Le gouvernement a riposté, accusant le PP de sous-financer les services publics nécessaires pour faire face à de telles situations d'urgence. Il affirme que ces régions ont refusé de prendre au sérieux le changement climatique, qui a alimenté les incendies de forêt.
Les incendies de forêt ont également mis en lumière les tendances à long terme qui ont rendu les campagnes vulnérables.
La Castille-et-León souffre de décennies de dépeuplement rural, d'une population vieillissante et du déclin de l'agriculture et du pâturage du bétail, deux activités qui contribuaient autrefois à préserver les forêts de l'amadou.
Les dépenses consacrées à la prévention des incendies - par l'État et les régions - ont diminué de moitié depuis 2009, selon une étude du quotidien ABC, les réductions les plus importantes ayant été enregistrées dans les régions les plus durement touchées par les flammes cette année.
« Tout a été laissé entre les mains de Dieu », a déclaré Fernández, exprimant une opinion largement partagée par les habitants touchés par les incendies.
« La vie et la mort »
Le procureur espagnol de l'environnement a ordonné aux autorités de vérifier si les municipalités touchées par les incendies de forêt respectaient leur obligation légale d'adopter des plans de prévention.

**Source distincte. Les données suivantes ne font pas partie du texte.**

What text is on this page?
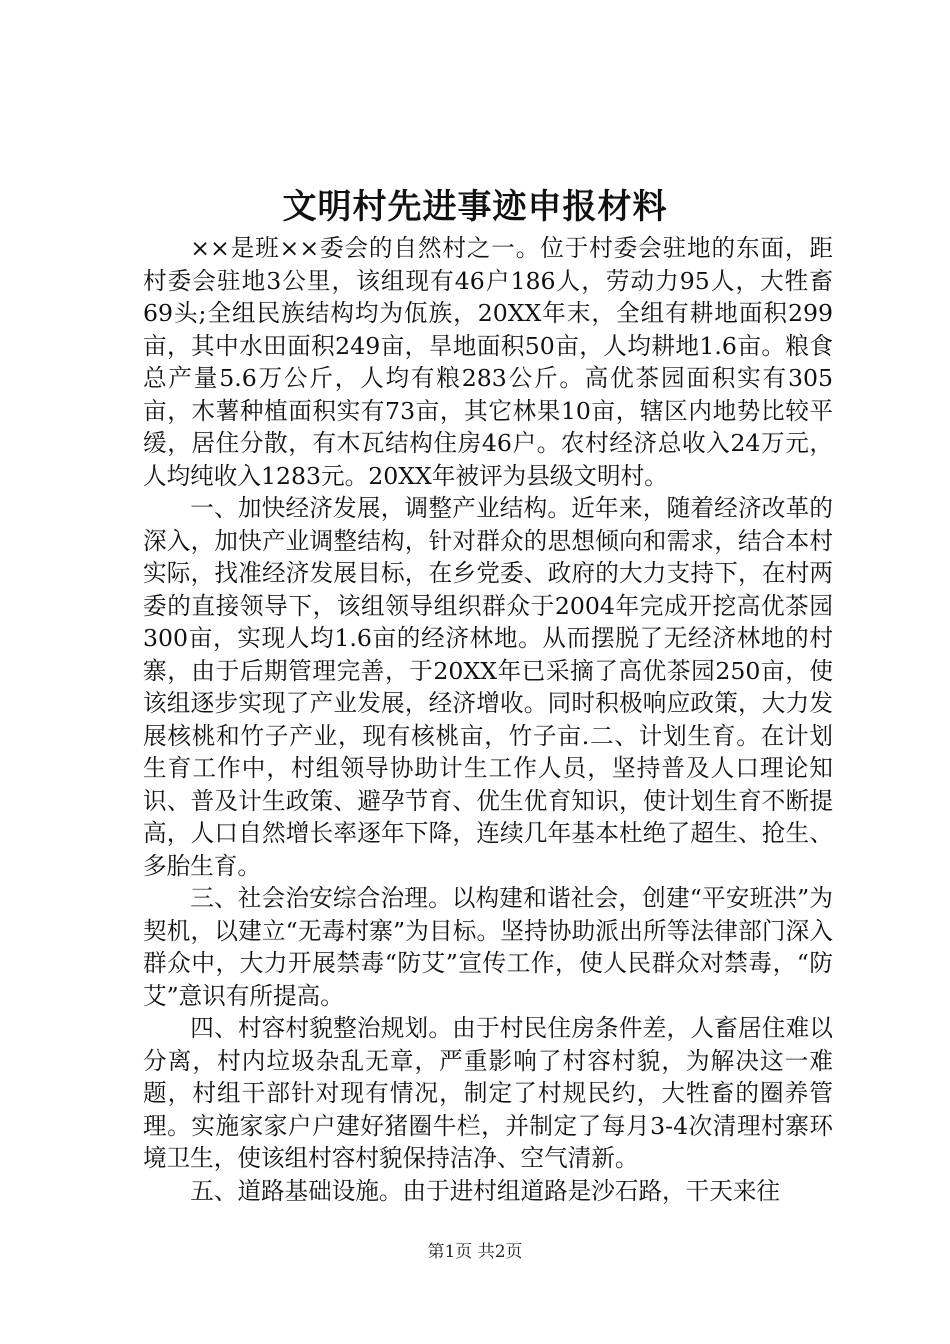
文明村先进事迹申报材料

××是班××委会的自然村之一。位于村委会驻地的东面，距村委会驻地3公里，该组现有46户186人，劳动力95人，大牲畜69头;全组民族结构均为佤族，20XX年末，全组有耕地面积299亩，其中水田面积249亩，旱地面积50亩，人均耕地1.6亩。粮食总产量5.6万公斤，人均有粮283公斤。高优茶园面积实有305亩，木薯种植面积实有73亩，其它林果10亩，辖区内地势比较平缓，居住分散，有木瓦结构住房46户。农村经济总收入24万元，人均纯收入1283元。20XX年被评为县级文明村。

一、加快经济发展，调整产业结构。近年来，随着经济改革的深入，加快产业调整结构，针对群众的思想倾向和需求，结合本村实际，找准经济发展目标，在乡党委、政府的大力支持下，在村两委的直接领导下，该组领导组织群众于2004年完成开挖高优茶园300亩，实现人均1.6亩的经济林地。从而摆脱了无经济林地的村寨，由于后期管理完善，于20XX年已采摘了高优茶园250亩，使该组逐步实现了产业发展，经济增收。同时积极响应政策，大力发展核桃和竹子产业，现有核桃亩，竹子亩.二、计划生育。在计划生育工作中，村组领导协助计生工作人员，坚持普及人口理论知识、普及计生政策、避孕节育、优生优育知识，使计划生育不断提高，人口自然增长率逐年下降，连续几年基本杜绝了超生、抢生、多胎生育。

三、社会治安综合治理。以构建和谐社会，创建“平安班洪”为契机，以建立“无毒村寨”为目标。坚持协助派出所等法律部门深入群众中，大力开展禁毒“防艾”宣传工作，使人民群众对禁毒，“防艾”意识有所提高。

四、村容村貌整治规划。由于村民住房条件差，人畜居住难以分离，村内垃圾杂乱无章，严重影响了村容村貌，为解决这一难题，村组干部针对现有情况，制定了村规民约，大牲畜的圈养管理。实施家家户户建好猪圈牛栏，并制定了每月3-4次清理村寨环境卫生，使该组村容村貌保持洁净、空气清新。

五、道路基础设施。由于进村组道路是沙石路，干天来往

第1页 共2页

En Castille-et-León comme en Galice, des manifestants – certains brandissant des pancartes sur lesquelles on pouvait lire « Plus jamais ça » et « Plus de prévention » – sont descendus dans la rue ces derniers jours pour réclamer des mesures plus fortes de la part des autorités locales.
Le chef du gouvernement régional de Castille-et-León, Alfonso Fernandez Mañueco, du Parti populaire, est celui qui fait l'objet de la plus grande surveillance.
Sous sa direction en 2022, la région a subi des incendies de forêt dévastateurs dans la Sierra de la Culebra qui ont ravagé plus de 65 000 hectares.
Il a défendu la réponse apportée cette année, évoquant des conditions « exceptionnelles », notamment une vague de chaleur intense. Il a nié les informations selon lesquelles des agents inexpérimentés auraient été recrutés de dernière minute pour lutter contre les incendies.
Jorge de Dios, porte-parole du syndicat des agents environnementaux de la région APAMCYL, qui a été en première ligne dans la lutte contre les incendies ces derniers jours, a critiqué les conditions de travail.
La plupart des pompiers de la région «ne travaillent que quatre mois par an», pendant l'été, a-t-il expliqué à l'AFP.
Beaucoup sont des étudiants ou des saisonniers qui participent à « deux, trois, quatre campagnes » avant de partir.
« Nous n'aurons jamais de vétérans », a-t-il déclaré, ajoutant que ce dont nous avions besoin, c'étaient des pompiers expérimentés, capables de gérer « des situations qui sont clairement une question de vie ou de mort ».